Personajes y protagonistas

 

LOS PETAS

 

 

         En el año 2002 nació lo que sus creadores tildan ya con cierto optimismo de “nueva tradición”. PETA, siglas de People for the Ethical Treatment of Animals, una organización que defiende los derechos de los animales fundada en 1980 y con sede en Norfolk, Virginia, convocó su primer “encierro humano”. Unas veinticinco personas llegadas de otros países se manifestaron en contra de las corridas de toros por el recorrido del encierro. La cosa no hubiera despertado mayor atención (la habitual presencia de grupos antitaurinos en los sanfermines solía pasar desapercibida) si no fuera porque los manifestantes desfilaban completamente desnudos.

 

         La acción fue efectiva y la presencia de manifestantes en pelota picada despertó el interés de los medios de comunicación. Al año siguiente fueron más de cien los manifestantes y en ediciones posteriores el número se ha ido multiplicando hasta alcanzar varios centenares, no todos extranjeros. Algunas organizaciones españolas que luchan contra las corridas de los toros también se unen. Pamploneses, muy pocos. La visión que tenemos del encierro no es la misma que la de PETA, que lo describe así: “Cada año, miles de visitantes de todo el mundo llegan a Pamplona, España, para disfrutar de las Fiestas de San Fermín. Sin embargo, los turistas quedan horrorizados al ver los encierros, donde los toros corren por las calles resbalando, golpeados por los asistentes, pisoteados y hasta corneados por otros animales despavoridos”.

 

         La cita coincide con el arranque de la Feria del Toro, que desde hace unos pocos años se produce el día 5 de julio. La organización ha ido sofisticándose. Hoy el “encierro humano” tiene su propia página web desde la cual convoca a viajar a Pamplona e invita a escribir a la “Honorable” señora alcaldesa y al director de la Misericordia reclamando la supresión de las corridas de toros. Desde la web se organiza el viaje con autobuses que salen de diversos lugares de Europa y alojamiento en un camping. PETA corre con casi todos los gastos. Aprovechando la visita se programan actos recreativos como una barbacoa vegetariana o la asistencia al inicio de los sanfermines. En fin, otra manera de venir a Pamplona, que debido a su precio más que competitivo a lo mejor quita clientela a otras empresas que traen guiris a los sanfermines y que el departamento foral de turismo debiera plantearse apoyar dada su capacidad de atraer visitantes.
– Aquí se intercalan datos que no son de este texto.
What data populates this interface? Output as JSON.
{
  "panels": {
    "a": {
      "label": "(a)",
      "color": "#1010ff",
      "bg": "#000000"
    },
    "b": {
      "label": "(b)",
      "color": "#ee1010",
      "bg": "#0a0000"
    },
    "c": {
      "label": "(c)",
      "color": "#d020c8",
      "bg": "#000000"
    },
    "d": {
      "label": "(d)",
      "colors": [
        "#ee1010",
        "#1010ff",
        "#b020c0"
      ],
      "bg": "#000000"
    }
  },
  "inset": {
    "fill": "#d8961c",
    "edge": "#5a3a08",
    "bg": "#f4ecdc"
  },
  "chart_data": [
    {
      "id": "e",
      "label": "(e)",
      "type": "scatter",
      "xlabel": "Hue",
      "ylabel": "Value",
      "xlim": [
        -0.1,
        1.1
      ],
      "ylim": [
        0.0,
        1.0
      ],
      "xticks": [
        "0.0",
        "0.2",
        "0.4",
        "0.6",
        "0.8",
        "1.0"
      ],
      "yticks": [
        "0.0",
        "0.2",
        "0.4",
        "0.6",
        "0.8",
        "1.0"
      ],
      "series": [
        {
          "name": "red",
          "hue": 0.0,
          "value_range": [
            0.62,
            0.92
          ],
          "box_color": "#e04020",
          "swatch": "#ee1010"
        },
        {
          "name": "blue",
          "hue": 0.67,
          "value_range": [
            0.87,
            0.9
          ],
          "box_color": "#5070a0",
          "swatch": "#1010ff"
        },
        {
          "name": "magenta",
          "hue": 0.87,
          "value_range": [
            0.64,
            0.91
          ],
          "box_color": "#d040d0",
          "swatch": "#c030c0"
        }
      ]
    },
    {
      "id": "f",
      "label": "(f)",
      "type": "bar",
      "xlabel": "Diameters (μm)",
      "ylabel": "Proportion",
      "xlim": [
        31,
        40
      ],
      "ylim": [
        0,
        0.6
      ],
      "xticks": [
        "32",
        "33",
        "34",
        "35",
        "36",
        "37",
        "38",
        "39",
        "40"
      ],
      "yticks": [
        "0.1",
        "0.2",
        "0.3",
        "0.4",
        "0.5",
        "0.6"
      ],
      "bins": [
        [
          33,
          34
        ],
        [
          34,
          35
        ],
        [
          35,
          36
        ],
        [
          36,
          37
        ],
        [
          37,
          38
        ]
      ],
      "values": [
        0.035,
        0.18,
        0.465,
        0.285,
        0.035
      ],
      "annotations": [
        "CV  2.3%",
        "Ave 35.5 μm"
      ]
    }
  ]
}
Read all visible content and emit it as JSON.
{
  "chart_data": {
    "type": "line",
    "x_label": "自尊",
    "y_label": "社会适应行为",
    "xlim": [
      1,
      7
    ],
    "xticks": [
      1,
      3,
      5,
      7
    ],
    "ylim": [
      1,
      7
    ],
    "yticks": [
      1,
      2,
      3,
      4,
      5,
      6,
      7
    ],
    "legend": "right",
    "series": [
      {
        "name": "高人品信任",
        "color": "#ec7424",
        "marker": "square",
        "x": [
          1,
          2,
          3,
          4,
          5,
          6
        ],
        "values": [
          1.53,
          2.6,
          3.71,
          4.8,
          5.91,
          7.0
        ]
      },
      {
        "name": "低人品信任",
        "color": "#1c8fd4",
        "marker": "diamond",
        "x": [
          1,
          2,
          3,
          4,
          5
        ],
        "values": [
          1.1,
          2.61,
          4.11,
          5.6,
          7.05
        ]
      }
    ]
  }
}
El lema “tierra de diversidad” describe bien unas fiestas que atraen tanto a los aficionados a la tauromaquia como a los que exigen su abolición.

 

         Las autoridades locales tratan de impedir la manifestación, y por el momento han conseguido variar su recorrido y que devenga de nudista en seminudista. El Delegado del Gobierno en 2004 exigió a los manifestantes que respetaran “el decoro y el orden público”, y en los dos años siguientes la ha prohibido. El Tribunal Superior de Justicia la autoriza pero exigiendo que se realice “en las condiciones que garanticen la moral, buenas costumbres y el orden público”. En suma, que la policía no permite iniciar el recorrido sin que todos los participantes se hayan cubierto “por lo menos la parte de abajo”. Los manifestantes caminan en paños menores, traje de baño, “top less” o con el pañuelo rojo a modo de taparrabos.

 

Aunque de la marcha nudista hayamos pasado a una pasarela de ropa interior bastante cutre no deja de despertar expectación. Cada año centenares de mirones se sitúan a lo largo del recorrido para ver pasar la comitiva, muchos con cámaras de fotos y de vídeo. Unos para disfrutar el dudoso espectáculo de la semidesnudez de los manifestantes (en estos casos se comprueba que la mayoría de los humanos lucimos mejor vestidos) y otros para indignarse con ellos, bien por ir en cueros o bien por poner en cuestión la sagrada tradición del encierro. Así que parte del público se limita a reirse y darle al obturador, pero alguno manifiesta su desagrado gritando ¡marranos! u otras lindezas.

 

         Total, que la cuadrilla PETA ha conseguido cierto protagonismo en los sanfermines aunque sea con un acto presanferminero. Y confirma que somos tan mojigatos que desnudarse en público sigue escandalizando más que casi cualquier otra cosa. A ver cuándo las autoridades invocan el decoro y las buenas costumbres en relación con los precios sanfermineros, con el estado de los urinarios públicos o con  la canción del verano, que al menos a mí me causan bastante más escándalo.